Air travel has been reduced, national borders have been closed, tourist tours have been canceled. We have no choice but to stay put where we are. Huit-clos [no exit], within four walls. We may discover, like Sartre, why others are hell. And it may be that we rescue family life, dialogue with the family, the care of the house (everything must be sanitized).
It is time to learn to work and study without leaving domestic space. Now we have more time to watch movies on TV, surf the internet, read good books, do research, meditate and pray.
The virus makes everyone equal. But it doesn’t level the playing field. The bourgeois couple, who never took the trouble to go into the kitchen or clean the house, are now forced to roll up their sleeves or risk having one of their employees bring the virus into their home. The recalcitrant does not follow the instructions of the health authorities, and the selfish buy all the alcohol gel and masks in the pharmacy.
I know a young woman who volunteered to do the shopping for the vulnerable neighbors in her building without charging anything for it. Another distributed her phone number so that isolated elderly people would have someone to talk to. A married couple of lawyers go in their car every morning to pick up their cook on the outskirts and take her back in the afternoon, to prevent her from using public transportation. Three neighboring families from a hospital decided to prepare lunches for the nurses and doctors who double their work hours.

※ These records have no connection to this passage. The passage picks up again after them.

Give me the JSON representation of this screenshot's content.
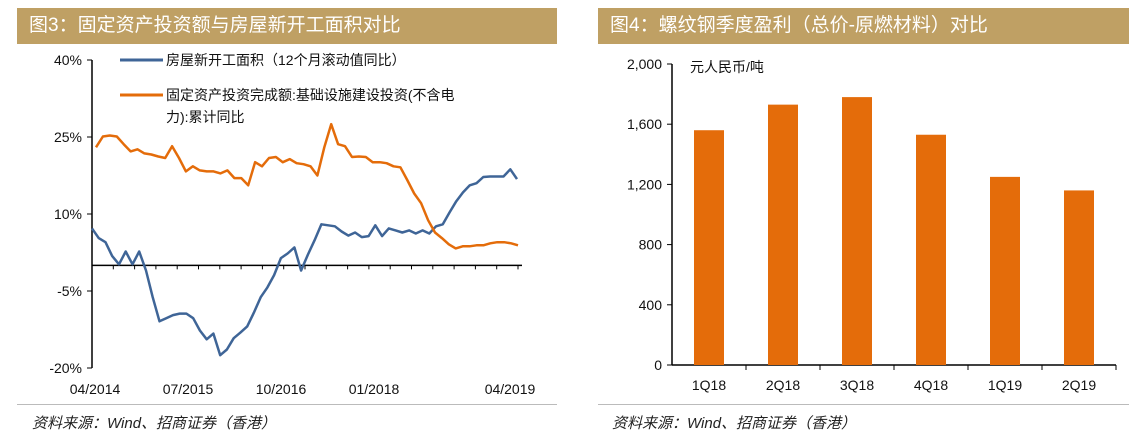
{
  "left": {
    "title": "图3：固定资产投资额与房屋新开工面积对比",
    "source": "资料来源：Wind、招商证券（香港）"
  },
  "right": {
    "title": "图4：螺纹钢季度盈利（总价-原燃材料）对比",
    "source": "资料来源：Wind、招商证券（香港）"
  },
  "chart_data": [
    {
      "type": "line",
      "title": "固定资产投资额与房屋新开工面积对比",
      "xlabel": "",
      "ylabel": "",
      "x_range": [
        "04/2014",
        "04/2019"
      ],
      "x_ticks": [
        "04/2014",
        "07/2015",
        "10/2016",
        "01/2018",
        "04/2019"
      ],
      "y_ticks": [
        "40%",
        "25%",
        "10%",
        "-5%",
        "-20%"
      ],
      "y_tick_values": [
        40,
        25,
        10,
        -5,
        -20
      ],
      "ylim": [
        -20,
        40
      ],
      "legend_position": "top",
      "series": [
        {
          "name": "房屋新开工面积（12个月滚动值同比）",
          "color": "#3F6597",
          "values": [
            7.2,
            5.3,
            4.5,
            1.8,
            0.2,
            2.7,
            0.2,
            2.7,
            -1.0,
            -6.2,
            -10.9,
            -10.3,
            -9.7,
            -9.4,
            -9.4,
            -10.3,
            -12.7,
            -14.4,
            -13.3,
            -17.5,
            -16.4,
            -14.2,
            -13.1,
            -11.9,
            -9.2,
            -6.2,
            -4.3,
            -1.9,
            1.4,
            2.3,
            3.5,
            -1.0,
            2.1,
            4.9,
            8.0,
            7.8,
            7.6,
            6.6,
            5.8,
            6.4,
            5.5,
            5.7,
            7.8,
            5.7,
            7.2,
            6.8,
            6.4,
            6.8,
            6.2,
            6.8,
            6.2,
            7.6,
            8.0,
            10.3,
            12.5,
            14.2,
            15.6,
            16.0,
            17.2,
            17.3,
            17.3,
            17.3,
            18.7,
            16.8
          ]
        },
        {
          "name": "固定资产投资完成额:基础设施建设投资(不含电力):累计同比",
          "name_line1": "固定资产投资完成额:基础设施建设投资(不含电",
          "name_line2": "力):累计同比",
          "color": "#E46C0A",
          "values": [
            23.0,
            25.1,
            25.3,
            25.1,
            23.6,
            22.2,
            22.6,
            21.8,
            21.6,
            21.2,
            20.9,
            23.2,
            20.9,
            18.3,
            19.3,
            18.5,
            18.3,
            18.3,
            17.9,
            18.5,
            17.0,
            17.0,
            15.6,
            20.1,
            19.3,
            20.9,
            21.1,
            20.1,
            20.7,
            19.9,
            19.7,
            19.3,
            17.5,
            23.0,
            27.5,
            23.6,
            23.2,
            21.1,
            21.2,
            21.1,
            20.1,
            20.1,
            19.9,
            19.3,
            19.1,
            16.6,
            14.0,
            12.1,
            8.8,
            6.4,
            5.3,
            4.1,
            3.3,
            3.7,
            3.7,
            3.9,
            3.9,
            4.3,
            4.5,
            4.5,
            4.3,
            3.9
          ]
        }
      ]
    },
    {
      "type": "bar",
      "title": "螺纹钢季度盈利（总价-原燃材料）对比",
      "unit_label": "元人民币/吨",
      "categories": [
        "1Q18",
        "2Q18",
        "3Q18",
        "4Q18",
        "1Q19",
        "2Q19"
      ],
      "values": [
        1560,
        1730,
        1780,
        1530,
        1250,
        1160
      ],
      "y_ticks": [
        "2,000",
        "1,600",
        "1,200",
        "800",
        "400",
        "0"
      ],
      "y_tick_values": [
        2000,
        1600,
        1200,
        800,
        400,
        0
      ],
      "ylim": [
        0,
        2000
      ],
      "color": "#E46C0A"
    }
  ]
}
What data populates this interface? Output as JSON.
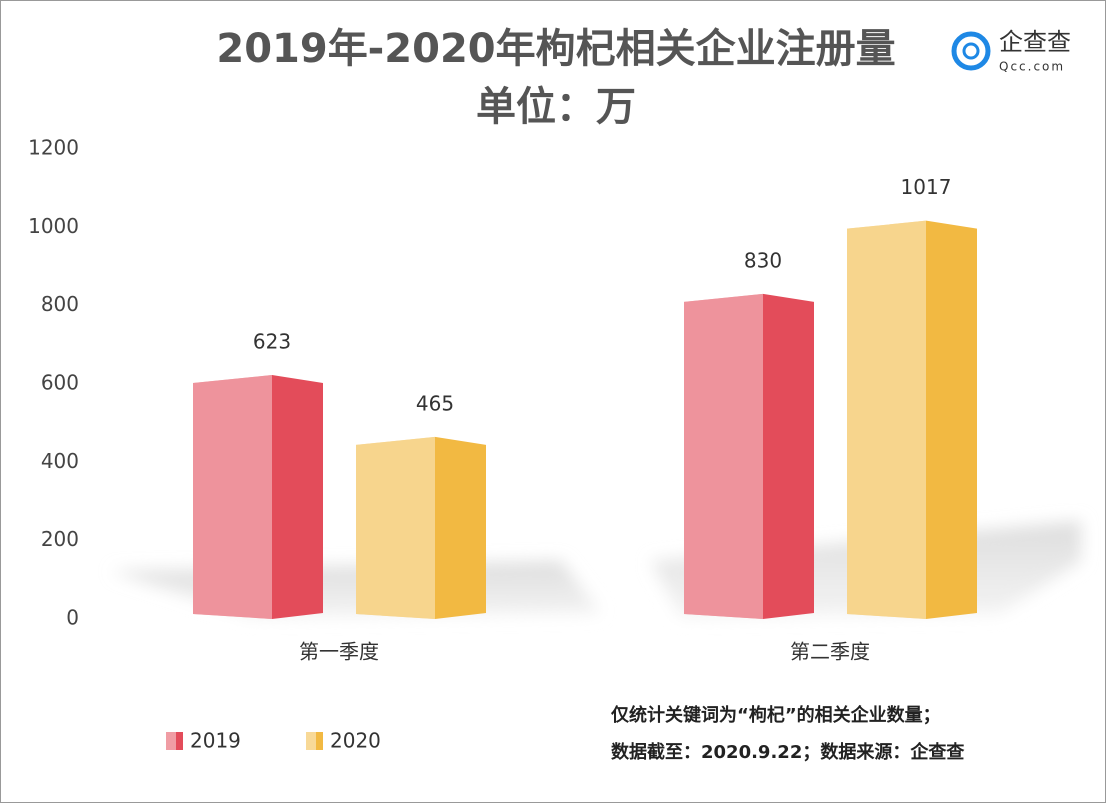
{
  "chart_data": {
    "type": "bar",
    "title": "2019年-2020年枸杞相关企业注册量",
    "subtitle": "单位：万",
    "categories": [
      "第一季度",
      "第二季度"
    ],
    "series": [
      {
        "name": "2019",
        "color": "#e34c5a",
        "values": [
          623,
          830
        ]
      },
      {
        "name": "2020",
        "color": "#f2b942",
        "values": [
          465,
          1017
        ]
      }
    ],
    "ylim": [
      0,
      1200
    ],
    "yticks": [
      0,
      200,
      400,
      600,
      800,
      1000,
      1200
    ],
    "grid": false,
    "legend": "bottom-left",
    "notes": [
      "仅统计关键词为“枸杞”的相关企业数量；",
      "数据截至：2020.9.22；数据来源：企查查"
    ],
    "logo": {
      "name": "企查查",
      "site": "Qcc.com"
    }
  }
}
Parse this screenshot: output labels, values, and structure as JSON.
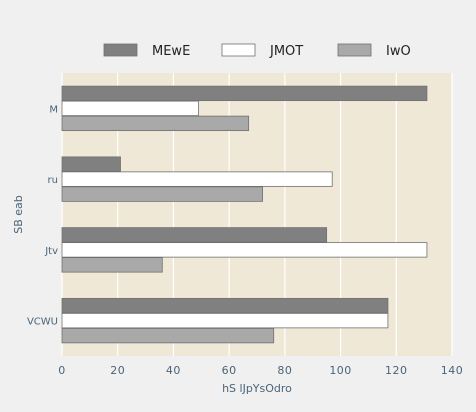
{
  "chart_data": {
    "type": "bar",
    "orientation": "horizontal",
    "title": "",
    "xlabel": "hS lJpYsOdro",
    "ylabel": "SB eab",
    "categories": [
      "M",
      "ru",
      "Jtv",
      "VCWU"
    ],
    "series": [
      {
        "name": "MEwE",
        "values": [
          131,
          21,
          95,
          117
        ],
        "color": "#808080"
      },
      {
        "name": "JMOT",
        "values": [
          49,
          97,
          131,
          117
        ],
        "color": "#ffffff"
      },
      {
        "name": "IwO",
        "values": [
          67,
          72,
          36,
          76
        ],
        "color": "#a9a9a9"
      }
    ],
    "xlim": [
      0,
      140
    ],
    "xticks": [
      "0",
      "20",
      "40",
      "60",
      "80",
      "100",
      "120",
      "140"
    ],
    "grid": true,
    "legend_position": "top",
    "plot_background": "#efe8d7",
    "page_background": "#f0f0f0",
    "grid_color": "#ffffff",
    "bar_edge_color": "#707070",
    "label_color": "#4a6478"
  }
}
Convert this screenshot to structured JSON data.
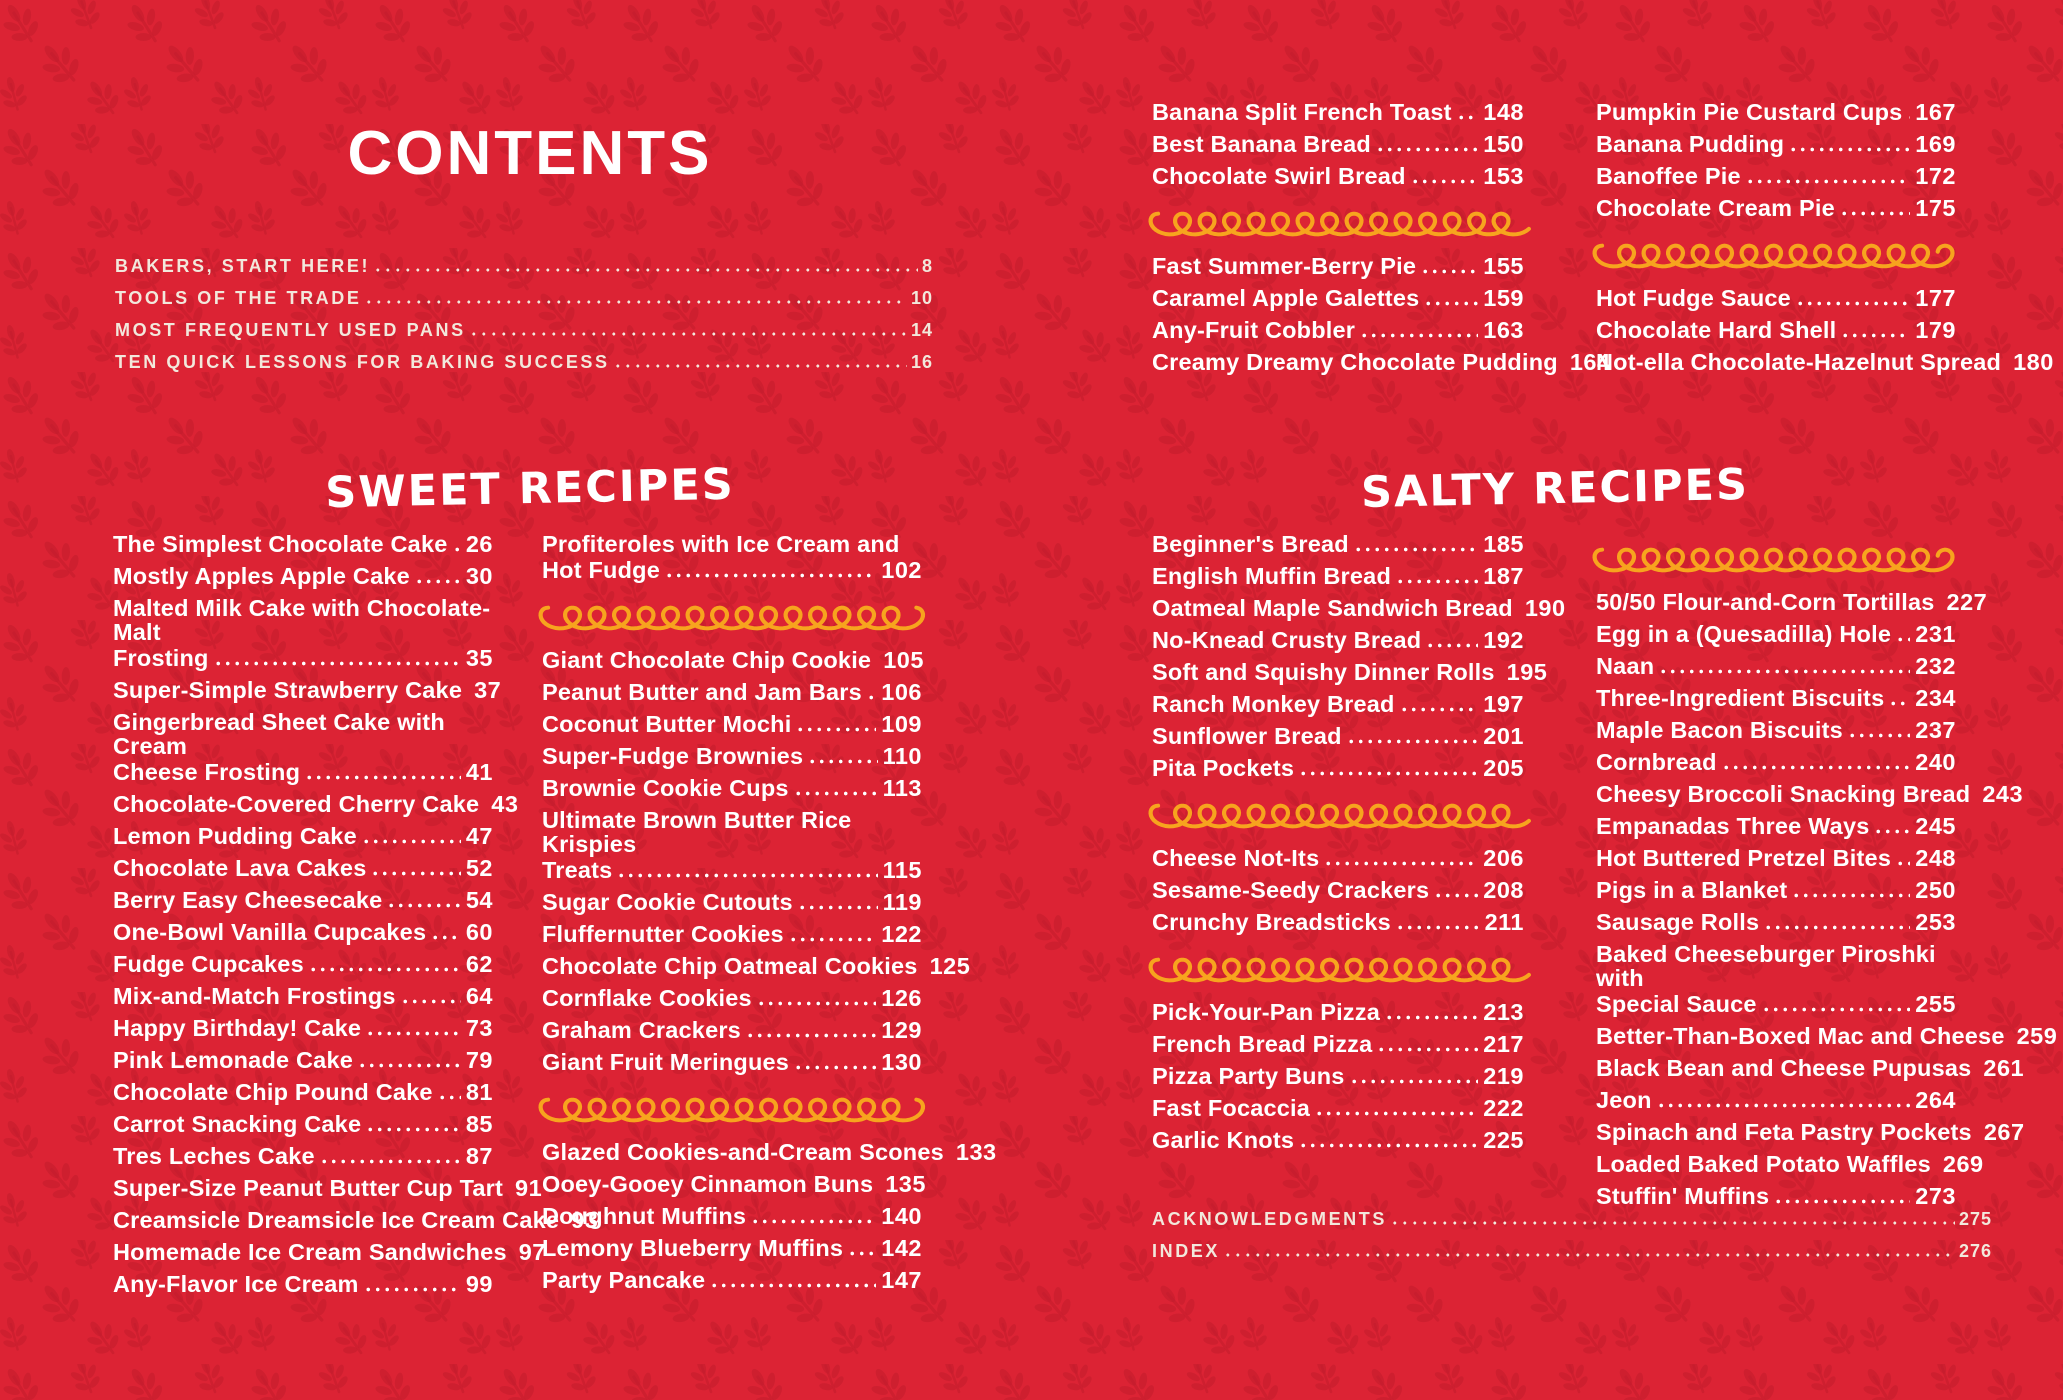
{
  "page": {
    "title": "CONTENTS"
  },
  "colors": {
    "background": "#DC2334",
    "pattern_sprig": "#C21C2B",
    "recipe_text": "#FFFFFF",
    "caps_text": "#F2E8DC",
    "squiggle_gold": "#F7A41E"
  },
  "intro": {
    "blocks": [
      {
        "type": "items",
        "items": [
          {
            "text": "BAKERS, START HERE!",
            "page": "8"
          },
          {
            "text": "TOOLS OF THE TRADE",
            "page": "10"
          },
          {
            "text": "MOST FREQUENTLY USED PANS",
            "page": "14"
          },
          {
            "text": "TEN QUICK LESSONS FOR BAKING SUCCESS",
            "page": "16"
          }
        ]
      }
    ]
  },
  "top_right": {
    "col1": {
      "blocks": [
        {
          "type": "items",
          "items": [
            {
              "text": "Banana Split French Toast",
              "page": "148"
            },
            {
              "text": "Best Banana Bread",
              "page": "150"
            },
            {
              "text": "Chocolate Swirl Bread",
              "page": "153"
            }
          ]
        },
        {
          "type": "squiggle"
        },
        {
          "type": "items",
          "items": [
            {
              "text": "Fast Summer-Berry Pie",
              "page": "155"
            },
            {
              "text": "Caramel Apple Galettes",
              "page": "159"
            },
            {
              "text": "Any-Fruit Cobbler",
              "page": "163"
            },
            {
              "text": "Creamy Dreamy Chocolate Pudding",
              "page": "164"
            }
          ]
        }
      ]
    },
    "col2": {
      "blocks": [
        {
          "type": "items",
          "items": [
            {
              "text": "Pumpkin Pie Custard Cups",
              "page": "167"
            },
            {
              "text": "Banana Pudding",
              "page": "169"
            },
            {
              "text": "Banoffee Pie",
              "page": "172"
            },
            {
              "text": "Chocolate Cream Pie",
              "page": "175"
            }
          ]
        },
        {
          "type": "squiggle"
        },
        {
          "type": "items",
          "items": [
            {
              "text": "Hot Fudge Sauce",
              "page": "177"
            },
            {
              "text": "Chocolate Hard Shell",
              "page": "179"
            },
            {
              "text": "Not-ella Chocolate-Hazelnut Spread",
              "page": "180"
            }
          ]
        }
      ]
    }
  },
  "sweet": {
    "heading": "SWEET RECIPES",
    "col1": {
      "blocks": [
        {
          "type": "items",
          "items": [
            {
              "text": "The Simplest Chocolate Cake",
              "page": "26"
            },
            {
              "text": "Mostly Apples Apple Cake",
              "page": "30"
            },
            {
              "pre": "Malted Milk Cake with Chocolate-Malt",
              "text": "Frosting",
              "page": "35"
            },
            {
              "text": "Super-Simple Strawberry Cake",
              "page": "37"
            },
            {
              "pre": "Gingerbread Sheet Cake with Cream",
              "text": "Cheese Frosting",
              "page": "41"
            },
            {
              "text": "Chocolate-Covered Cherry Cake",
              "page": "43"
            },
            {
              "text": "Lemon Pudding Cake",
              "page": "47"
            },
            {
              "text": "Chocolate Lava Cakes",
              "page": "52"
            },
            {
              "text": "Berry Easy Cheesecake",
              "page": "54"
            },
            {
              "text": "One-Bowl Vanilla Cupcakes",
              "page": "60"
            },
            {
              "text": "Fudge Cupcakes",
              "page": "62"
            },
            {
              "text": "Mix-and-Match Frostings",
              "page": "64"
            },
            {
              "text": "Happy Birthday! Cake",
              "page": "73"
            },
            {
              "text": "Pink Lemonade Cake",
              "page": "79"
            },
            {
              "text": "Chocolate Chip Pound Cake",
              "page": "81"
            },
            {
              "text": "Carrot Snacking Cake",
              "page": "85"
            },
            {
              "text": "Tres Leches Cake",
              "page": "87"
            },
            {
              "text": "Super-Size Peanut Butter Cup Tart",
              "page": "91"
            },
            {
              "text": "Creamsicle Dreamsicle Ice Cream Cake",
              "page": "93"
            },
            {
              "text": "Homemade Ice Cream Sandwiches",
              "page": "97"
            },
            {
              "text": "Any-Flavor Ice Cream",
              "page": "99"
            }
          ]
        }
      ]
    },
    "col2": {
      "blocks": [
        {
          "type": "items",
          "items": [
            {
              "pre": "Profiteroles with Ice Cream and",
              "text": "Hot Fudge",
              "page": "102"
            }
          ]
        },
        {
          "type": "squiggle"
        },
        {
          "type": "items",
          "items": [
            {
              "text": "Giant Chocolate Chip Cookie",
              "page": "105"
            },
            {
              "text": "Peanut Butter and Jam Bars",
              "page": "106"
            },
            {
              "text": "Coconut Butter Mochi",
              "page": "109"
            },
            {
              "text": "Super-Fudge Brownies",
              "page": "110"
            },
            {
              "text": "Brownie Cookie Cups",
              "page": "113"
            },
            {
              "pre": "Ultimate Brown Butter Rice Krispies",
              "text": "Treats",
              "page": "115"
            },
            {
              "text": "Sugar Cookie Cutouts",
              "page": "119"
            },
            {
              "text": "Fluffernutter Cookies",
              "page": "122"
            },
            {
              "text": "Chocolate Chip Oatmeal Cookies",
              "page": "125"
            },
            {
              "text": "Cornflake Cookies",
              "page": "126"
            },
            {
              "text": "Graham Crackers",
              "page": "129"
            },
            {
              "text": "Giant Fruit Meringues",
              "page": "130"
            }
          ]
        },
        {
          "type": "squiggle"
        },
        {
          "type": "items",
          "items": [
            {
              "text": "Glazed Cookies-and-Cream Scones",
              "page": "133"
            },
            {
              "text": "Ooey-Gooey Cinnamon Buns",
              "page": "135"
            },
            {
              "text": "Doughnut Muffins",
              "page": "140"
            },
            {
              "text": "Lemony Blueberry Muffins",
              "page": "142"
            },
            {
              "text": "Party Pancake",
              "page": "147"
            }
          ]
        }
      ]
    }
  },
  "salty": {
    "heading": "SALTY RECIPES",
    "col1": {
      "blocks": [
        {
          "type": "items",
          "items": [
            {
              "text": "Beginner's Bread",
              "page": "185"
            },
            {
              "text": "English Muffin Bread",
              "page": "187"
            },
            {
              "text": "Oatmeal Maple Sandwich Bread",
              "page": "190"
            },
            {
              "text": "No-Knead Crusty Bread",
              "page": "192"
            },
            {
              "text": "Soft and Squishy Dinner Rolls",
              "page": "195"
            },
            {
              "text": "Ranch Monkey Bread",
              "page": "197"
            },
            {
              "text": "Sunflower Bread",
              "page": "201"
            },
            {
              "text": "Pita Pockets",
              "page": "205"
            }
          ]
        },
        {
          "type": "squiggle"
        },
        {
          "type": "items",
          "items": [
            {
              "text": "Cheese Not-Its",
              "page": "206"
            },
            {
              "text": "Sesame-Seedy Crackers",
              "page": "208"
            },
            {
              "text": "Crunchy Breadsticks",
              "page": "211"
            }
          ]
        },
        {
          "type": "squiggle"
        },
        {
          "type": "items",
          "items": [
            {
              "text": "Pick-Your-Pan Pizza",
              "page": "213"
            },
            {
              "text": "French Bread Pizza",
              "page": "217"
            },
            {
              "text": "Pizza Party Buns",
              "page": "219"
            },
            {
              "text": "Fast Focaccia",
              "page": "222"
            },
            {
              "text": "Garlic Knots",
              "page": "225"
            }
          ]
        }
      ]
    },
    "col2": {
      "blocks": [
        {
          "type": "squiggle"
        },
        {
          "type": "items",
          "items": [
            {
              "text": "50/50 Flour-and-Corn Tortillas",
              "page": "227"
            },
            {
              "text": "Egg in a (Quesadilla) Hole",
              "page": "231"
            },
            {
              "text": "Naan",
              "page": "232"
            },
            {
              "text": "Three-Ingredient Biscuits",
              "page": "234"
            },
            {
              "text": "Maple Bacon Biscuits",
              "page": "237"
            },
            {
              "text": "Cornbread",
              "page": "240"
            },
            {
              "text": "Cheesy Broccoli Snacking Bread",
              "page": "243"
            },
            {
              "text": "Empanadas Three Ways",
              "page": "245"
            },
            {
              "text": "Hot Buttered Pretzel Bites",
              "page": "248"
            },
            {
              "text": "Pigs in a Blanket",
              "page": "250"
            },
            {
              "text": "Sausage Rolls",
              "page": "253"
            },
            {
              "pre": "Baked Cheeseburger Piroshki with",
              "text": "Special Sauce",
              "page": "255"
            },
            {
              "text": "Better-Than-Boxed Mac and Cheese",
              "page": "259"
            },
            {
              "text": "Black Bean and Cheese Pupusas",
              "page": "261"
            },
            {
              "text": "Jeon",
              "page": "264"
            },
            {
              "text": "Spinach and Feta Pastry Pockets",
              "page": "267"
            },
            {
              "text": "Loaded Baked Potato Waffles",
              "page": "269"
            },
            {
              "text": "Stuffin' Muffins",
              "page": "273"
            }
          ]
        }
      ]
    }
  },
  "footer": {
    "blocks": [
      {
        "type": "items",
        "items": [
          {
            "text": "ACKNOWLEDGMENTS",
            "page": "275"
          },
          {
            "text": "INDEX",
            "page": "276"
          }
        ]
      }
    ]
  }
}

In Italy, neighbors look out the window in the late afternoon and sing in chorus. Churches, mosques, synagogues open their doors to those who live on the streets and need hygienic care. Finally, there are countless examples of generosity and solidarity in this period when we are all potentially threatened.
These gestures have their source in spirituality, even if it is not of a religious nature. Spirituality is the capacity to open oneself lovingly to others, to nature and to God. And its best teaching is in generosity, the secret of happiness. Rich is not he who has everything, said Buddha, but he who has need of little.